My husband is younger, but just by a few years. That puts him in the same decade of life as I am. And it means that when we’re watching an old movie, and I ask, “Who’s that actress again?” he usually answers, “It’s What’s-Her-Name.” And there we sit, neither one of us able to conjure up even a first initial as a guide. If we’re lucky, he or I may shout it out a half-hour or so later. But most times, the mystery ends when he looks it up on his iTouch.
Then there are the crossword puzzles. I love doing them, and I’ve even been tackling the New York Times Sunday puzzles lately. But more often than I’d like to admit, a word sits on the tip of my frontal lobes but just won’t work its way down into my hand and out the ballpoint pen I'm clutching.

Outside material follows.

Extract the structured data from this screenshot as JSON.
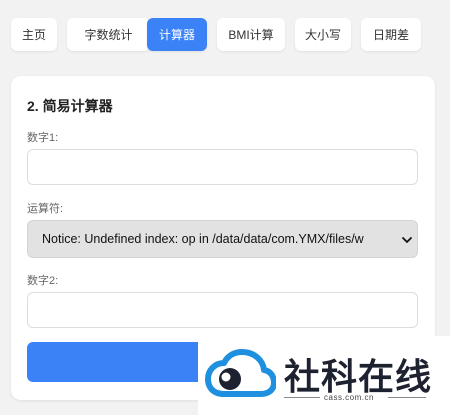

After several tries, I’ll admit defeat and ask my spouse for help. Nine times out of ten, he's sure he knows it but just can’t get it out of the recesses of his brain either.
So it appears that his relative youth is of no use to me in these trivial pursuits. Or is it? Would I feel better if he glibly spouted the actress’s name or leaned over and wrote the elusive puzzle word in the squares? Absolutely not. If he did that, I would probably conclude that my lapses were a sign of encroaching memory loss—the A word. Instead, we can laugh together at the toll age takes on our storehouse of memories. Then I think to myself: If someone younger than I can’t answer these questions quickly either, I must be OK. And we’re in this together.